Since 2015, the Automotive Service Association (ASA) has been actively engaged in developing guidelines and policies to help its member service and repair shops become more cybersecure. It still is. ASA’s ongoing dialogue with its members spans recruiting new talent, hackproofing service and repair shops, safeguarding connected tools and equipment, securely servicing customers’ vehicles, best practices and evolving cybersecurity solutions to detect and respond to cyberthreats.

“As an industry, we need to shift recruitment, student education and aftermarket training from an Industrial Age mindset to a Technological Age mindset,” urged Jeff Peevy, President of the ASA’s Automotive Management Institute. “We must forsake archaic practices and strive collectively to be caretakers of our professions. These days, cybersecurity must be built into that mindset.”

“IT software programming skills are just the tip of the iceberg,” Volkswagen Group’s Gruszcynksi specified. “But what we really need to attract is cybersecurity expertise—the aptitude, skillset and understanding of security protocols and procedures necessary to offset the vulnerabilities that piggyback the introduction of new technologies. Automobile communications are on the cusp of major change. To remain competitive and secure, service and repair facilities will need to begin employing IT-savvy technicians or specialists.”

“Vehicles, systems, connected networks and other resources in shops must be compartmentalized, with different security requirements and encryption measures capable of preventing or allowing access to vehicle data, including what level of access,” STEER Tech’s Dr.
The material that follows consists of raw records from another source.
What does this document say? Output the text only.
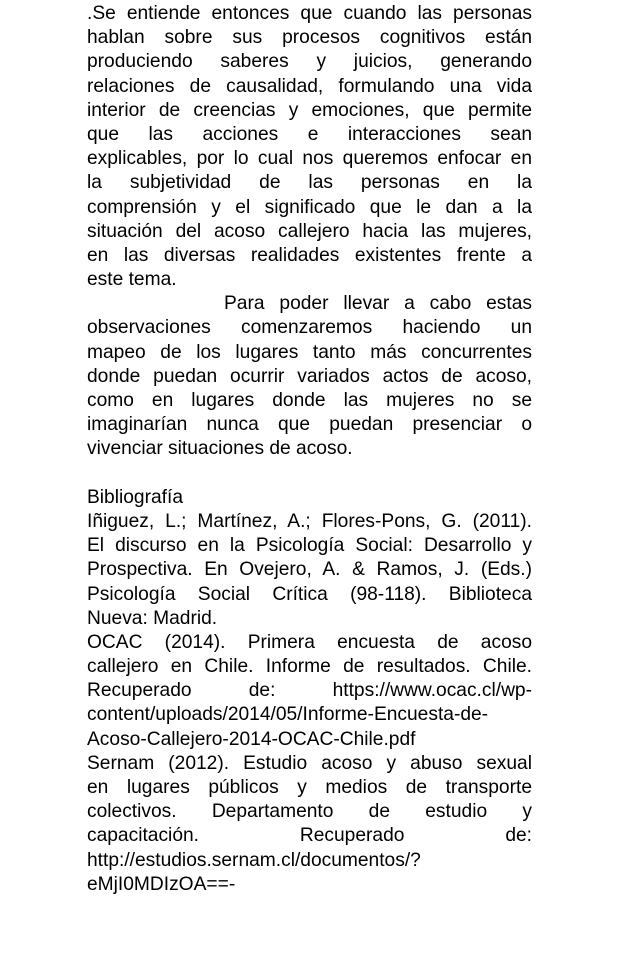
.Se entiende entonces que cuando las personas
hablan sobre sus procesos cognitivos están
produciendo saberes y juicios, generando
relaciones de causalidad, formulando una vida
interior de creencias y emociones, que permite
que las acciones e interacciones sean
explicables, por lo cual nos queremos enfocar en
la subjetividad de las personas en la
comprensión y el significado que le dan a la
situación del acoso callejero hacia las mujeres,
en las diversas realidades existentes frente a
este tema.
Para poder llevar a cabo estas
observaciones comenzaremos haciendo un
mapeo de los lugares tanto más concurrentes
donde puedan ocurrir variados actos de acoso,
como en lugares donde las mujeres no se
imaginarían nunca que puedan presenciar o
vivenciar situaciones de acoso.
Bibliografía
Iñiguez, L.; Martínez, A.; Flores-Pons, G. (2011).
El discurso en la Psicología Social: Desarrollo y
Prospectiva. En Ovejero, A. & Ramos, J. (Eds.)
Psicología Social Crítica (98-118). Biblioteca
Nueva: Madrid.
OCAC (2014). Primera encuesta de acoso
callejero en Chile. Informe de resultados. Chile.
Recuperado de: https://www.ocac.cl/wp-
content/uploads/2014/05/Informe-Encuesta-de-
Acoso-Callejero-2014-OCAC-Chile.pdf
Sernam (2012). Estudio acoso y abuso sexual
en lugares públicos y medios de transporte
colectivos. Departamento de estudio y
capacitación. Recuperado de:
http://estudios.sernam.cl/documentos/?
eMjI0MDIzOA==-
Sonalker cautioned. “Here are four simple and inexpensive measures shops can take to begin locking down:

  • When purchasing computer equipment, buy new high-quality equipment from reputable sources. Buying cheap or used is a quick way to get malware or embedded spy chips.

  • Hire a knowledgeable IT professional—about $500 should cover the consult—to help you segregate primary internal networks and connected resources.

  • Consider buying a network security scanner, such as the Nessus remote device. Scanners monitor a computer and raise an alert if they discover any vulnerability that malicious hackers could use to gain access to any computer you have connected to a network.

  • Use firewalls to create a shop demilitarized zone (DMZ), which separates the public (and potentially malicious actors) from secured and trusted internal network(s) with sensitive data.”

“Ensure the latest software and security patches are immediately installed on the devices you use and other resources you connect to,” advised Craig Smith, Research Director of Transportation Security at Rapid7 Inc. “This is absolutely critical when it comes to safety within a vehicle and security of the shop. But that best practice goes only partway. Shops should also consider regular and frequent penetration testing of their primary locked-down network to ensure the safety and security of the resources and services connected to it. For instance, Rapid7’s Metasploit Security Kit enables professionals and researchers to use a single tool to quickly conduct penetration testing of both hardware and software for vulnerabilities and attacks.”

“At no time in the history of the automotive industry has technological change been so dramatic, so imaginative, so exciting, so fast and so in need of your engagement,” cautioned Mahbubul Alam, Chief Technology Officer of Movimento Group, a Delphi company. “New types of data you likely haven’t heard of yet will be communicated over-the-air to vehicles within the next five years. Independent shop owners and service repair professionals need to adopt a new mentality that vehicle cybersecurity is never completely done. It must be built-in from the beginning, and be continually maintained and upgraded thereafter.”

Make no mistake, cybersecurity has indeed become a necessary part of everyone’s business. But the responsibility for making sure it’s implemented to the last mile rests with you. The question is: Are you actually prepared and willing to do the work to keep your shop and your customers safe and secure?